E per i gol, tanti, che mette a segno in tutti i modi: di piede, di testa, di rapina o in acrobazia. Alla fine saranno 171, con due titoli di capocannoniere vinti e il terzo posto nella classifica all-time dei marcatori del club. Il più spettacolare è una rovesciata fulminante contro il Foggia nel 1971, sigillo finale all’undicesimo tricolore: a conti fatti l’unico titolo conquistato con la maglia dell’Inter. Ma, pur vincendo più altrove, il cuore di “Bonimba” resterà per sempre nerazzurro e la sua immagine legata alle cannonate con cui faceva esplodere San Siro. Il primo amore non si scorda mai.
Quella di Boninsegna con la maglia dell’Inter è una storia d’amore tortuosa e complicata. Cresciuto nel settore giovanile e interista dalla nascita, Roberto è una giovane promessa quando viene mandato a farsi le ossa a Prato, Potenza e Varese: in quegli anni comincia a mostrare le stimmate del goleador di razza, ma si perde i successi della squadra di Herrera. Poi è il Cagliari a innamorarsi di lui: tre anni di passione in cui fa coppia con Gigi Riva, il migliore della sua generazione. Al suo ritorno a Milano, Boninsegna è ormai un centravanti affermato, tanto da meritare un soprannome coniato dalla penna di Gianni Brera. Da una crasi fra il suo cognome e quello di Bagonghi, agilissimo nano dei circhi dell’epoca, nasce l’appellativo di “Bonimba”, un attaccante che sovrasta gli avversari a dispetto della statura non eccelsa.

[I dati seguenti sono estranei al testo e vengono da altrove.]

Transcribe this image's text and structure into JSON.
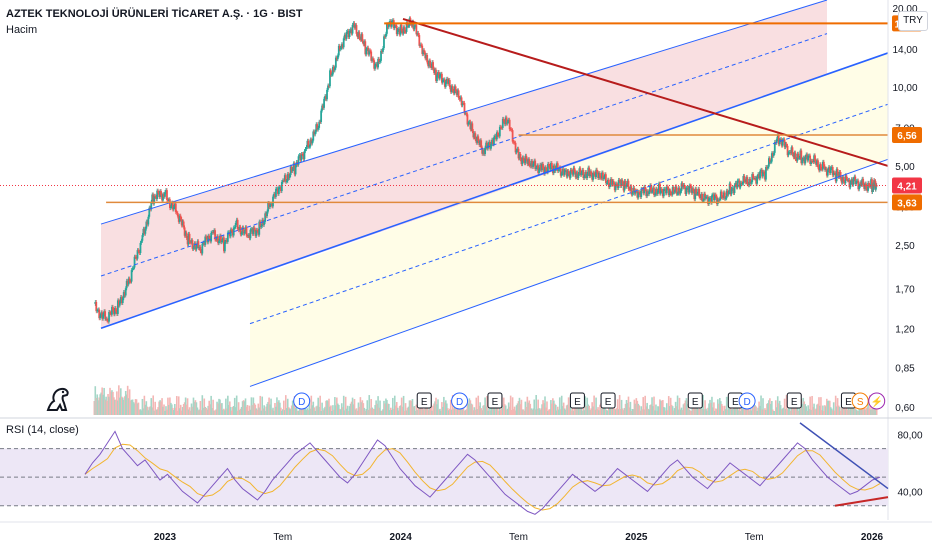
{
  "header": {
    "title": "AZTEK TEKNOLOJİ ÜRÜNLERİ TİCARET A.Ş. · 1G · BIST",
    "volume_label": "Hacim",
    "currency": "TRY"
  },
  "rsi": {
    "label": "RSI (14, close)",
    "ticks": [
      {
        "value": 80,
        "label": "80,00"
      },
      {
        "value": 40,
        "label": "40,00"
      }
    ],
    "levels": [
      70,
      50,
      30
    ],
    "series": [
      52,
      60,
      66,
      74,
      82,
      70,
      64,
      58,
      62,
      55,
      48,
      52,
      46,
      40,
      36,
      32,
      38,
      44,
      50,
      56,
      48,
      42,
      38,
      34,
      40,
      48,
      54,
      60,
      66,
      70,
      74,
      68,
      62,
      56,
      50,
      46,
      52,
      60,
      68,
      76,
      72,
      64,
      56,
      50,
      44,
      40,
      36,
      42,
      48,
      54,
      60,
      66,
      62,
      56,
      50,
      44,
      38,
      34,
      30,
      26,
      24,
      28,
      34,
      40,
      46,
      52,
      48,
      44,
      40,
      44,
      50,
      56,
      52,
      48,
      44,
      40,
      46,
      52,
      58,
      62,
      56,
      50,
      46,
      42,
      48,
      54,
      60,
      56,
      52,
      48,
      44,
      50,
      56,
      62,
      68,
      74,
      70,
      62,
      56,
      50,
      46,
      42,
      38,
      40,
      44,
      48,
      50
    ],
    "colors": {
      "line": "#7e57c2",
      "ma": "#f2b530",
      "band": "#ede7f6"
    }
  },
  "chart_data": {
    "type": "line",
    "title": "AZTEK TEKNOLOJİ ÜRÜNLERİ TİCARET A.Ş. · 1G · BIST",
    "y_scale": "log",
    "ylim": [
      0.56,
      21.5
    ],
    "y_ticks": [
      {
        "value": 20.0,
        "label": "20,00"
      },
      {
        "value": 14.0,
        "label": "14,00"
      },
      {
        "value": 10.0,
        "label": "10,00"
      },
      {
        "value": 7.0,
        "label": "7,00"
      },
      {
        "value": 5.0,
        "label": "5,00"
      },
      {
        "value": 3.5,
        "label": "3,50"
      },
      {
        "value": 2.5,
        "label": "2,50"
      },
      {
        "value": 1.7,
        "label": "1,70"
      },
      {
        "value": 1.2,
        "label": "1,20"
      },
      {
        "value": 0.85,
        "label": "0,85"
      },
      {
        "value": 0.6,
        "label": "0,60"
      }
    ],
    "x_ticks": [
      "2023",
      "Tem",
      "2024",
      "Tem",
      "2025",
      "Tem",
      "2026"
    ],
    "x_tick_positions": [
      0.0,
      0.5,
      1.0,
      1.5,
      2.0,
      2.5,
      3.0
    ],
    "series": [
      {
        "x": [
          -0.3,
          -0.25,
          -0.2,
          -0.15,
          -0.1,
          -0.05,
          0.0,
          0.05,
          0.1,
          0.15,
          0.2,
          0.25,
          0.3,
          0.35,
          0.4,
          0.45,
          0.5,
          0.55,
          0.6,
          0.65,
          0.7,
          0.75,
          0.8,
          0.85,
          0.9,
          0.95,
          1.0,
          1.05,
          1.1,
          1.15,
          1.2,
          1.25,
          1.3,
          1.35,
          1.4,
          1.45,
          1.5,
          1.55,
          1.6,
          1.65,
          1.7,
          1.75,
          1.8,
          1.85,
          1.9,
          1.95,
          2.0,
          2.05,
          2.1,
          2.15,
          2.2,
          2.25,
          2.3,
          2.35,
          2.4,
          2.45,
          2.5,
          2.55,
          2.6,
          2.65,
          2.7,
          2.75,
          2.8,
          2.85,
          2.9,
          2.95,
          3.0,
          3.02
        ],
        "values": [
          1.45,
          1.3,
          1.45,
          1.85,
          2.6,
          3.8,
          3.9,
          3.3,
          2.6,
          2.4,
          2.8,
          2.5,
          3.0,
          2.7,
          2.9,
          3.6,
          4.4,
          4.9,
          5.9,
          7.0,
          11.0,
          14.5,
          17.5,
          14.0,
          12.0,
          17.5,
          16.5,
          17.5,
          13.5,
          11.0,
          10.5,
          9.0,
          7.0,
          5.6,
          6.5,
          7.5,
          5.5,
          5.0,
          4.95,
          4.85,
          4.8,
          4.6,
          4.75,
          4.5,
          4.3,
          4.2,
          4.0,
          3.95,
          4.1,
          3.9,
          4.2,
          3.9,
          3.8,
          3.7,
          4.1,
          4.3,
          4.5,
          4.7,
          6.5,
          5.6,
          5.4,
          5.2,
          4.9,
          4.6,
          4.4,
          4.25,
          4.2,
          4.21
        ]
      }
    ],
    "price_labels": [
      {
        "value": 17.51,
        "label": "17,51",
        "color": "#ef6c00"
      },
      {
        "value": 6.56,
        "label": "6,56",
        "color": "#ef6c00"
      },
      {
        "value": 4.21,
        "label": "4,21",
        "color": "#f23645"
      },
      {
        "value": 3.63,
        "label": "3,63",
        "color": "#ef6c00"
      }
    ],
    "horizontal_lines": [
      {
        "value": 17.51,
        "x_from": 0.93,
        "color": "#ef6c00"
      },
      {
        "value": 6.56,
        "x_from": 1.5,
        "color": "#e08a3c"
      },
      {
        "value": 3.63,
        "x_from": -0.25,
        "color": "#e08a3c"
      }
    ],
    "current_price": 4.21,
    "events": [
      {
        "x": 0.58,
        "kind": "D"
      },
      {
        "x": 1.1,
        "kind": "E"
      },
      {
        "x": 1.25,
        "kind": "D"
      },
      {
        "x": 1.4,
        "kind": "E"
      },
      {
        "x": 1.75,
        "kind": "E"
      },
      {
        "x": 1.88,
        "kind": "E"
      },
      {
        "x": 2.25,
        "kind": "E"
      },
      {
        "x": 2.42,
        "kind": "E"
      },
      {
        "x": 2.47,
        "kind": "D"
      },
      {
        "x": 2.67,
        "kind": "E"
      },
      {
        "x": 2.9,
        "kind": "E"
      },
      {
        "x": 2.95,
        "kind": "S"
      },
      {
        "x": 3.02,
        "kind": "⚡"
      }
    ],
    "grid": false,
    "colors": {
      "price": "#26a69a",
      "down": "#ef5350",
      "channel": "#2962ff",
      "red_channel": "#f8d7da",
      "yellow_channel": "#fffde7",
      "trend": "#b71c1c"
    }
  }
}
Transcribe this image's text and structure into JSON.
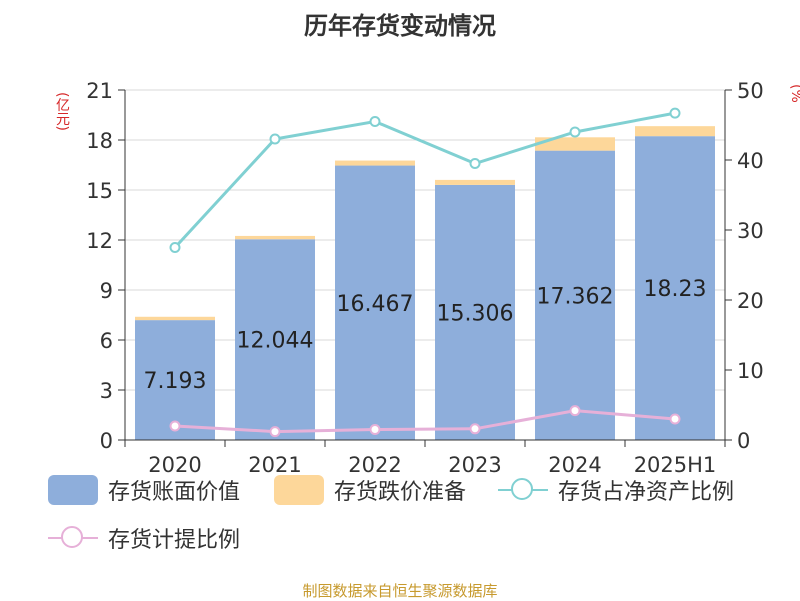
{
  "title": "历年存货变动情况",
  "unit_left": "(亿元)",
  "unit_right": "(%)",
  "source": "制图数据来自恒生聚源数据库",
  "chart_data": {
    "type": "bar",
    "stacked": true,
    "categories": [
      "2020",
      "2021",
      "2022",
      "2023",
      "2024",
      "2025H1"
    ],
    "series": [
      {
        "name": "存货账面价值",
        "type": "bar",
        "axis": "left",
        "color": "#8eaedb",
        "values": [
          7.193,
          12.044,
          16.467,
          15.306,
          17.362,
          18.23
        ],
        "labels": [
          "7.193",
          "12.044",
          "16.467",
          "15.306",
          "17.362",
          "18.23"
        ]
      },
      {
        "name": "存货跌价准备",
        "type": "bar",
        "axis": "left",
        "color": "#fdd79a",
        "values": [
          0.2,
          0.2,
          0.3,
          0.3,
          0.8,
          0.6
        ]
      },
      {
        "name": "存货占净资产比例",
        "type": "line",
        "axis": "right",
        "color": "#80d0d2",
        "values": [
          27.5,
          43.0,
          45.5,
          39.5,
          44.0,
          46.7
        ]
      },
      {
        "name": "存货计提比例",
        "type": "line",
        "axis": "right",
        "color": "#e6b0d8",
        "values": [
          2.0,
          1.2,
          1.5,
          1.6,
          4.2,
          3.0
        ]
      }
    ],
    "y_left": {
      "min": 0,
      "max": 21,
      "ticks": [
        0,
        3,
        6,
        9,
        12,
        15,
        18,
        21
      ]
    },
    "y_right": {
      "min": 0,
      "max": 50,
      "ticks": [
        0,
        10,
        20,
        30,
        40,
        50
      ]
    },
    "grid": true,
    "legend_position": "bottom-left"
  }
}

All’Inter Roberto vive gli anni migliori della sua carriera, con i tifosi che lo amano per lo spirito da combattente che mostra in ogni partita.
“Presidente, alla Juve ci va lei”. Nell’estate del 1976 Roberto Boninsegna non ha nessuna intenzione di lasciare l’Inter, con la quale ha segnato valanghe di gol e vinto uno scudetto. Ivanoe Fraizzoli, però, lo ha già venduto alla rivale di sempre, in un affare che si rivelerà pessimo per i colori nerazzurri.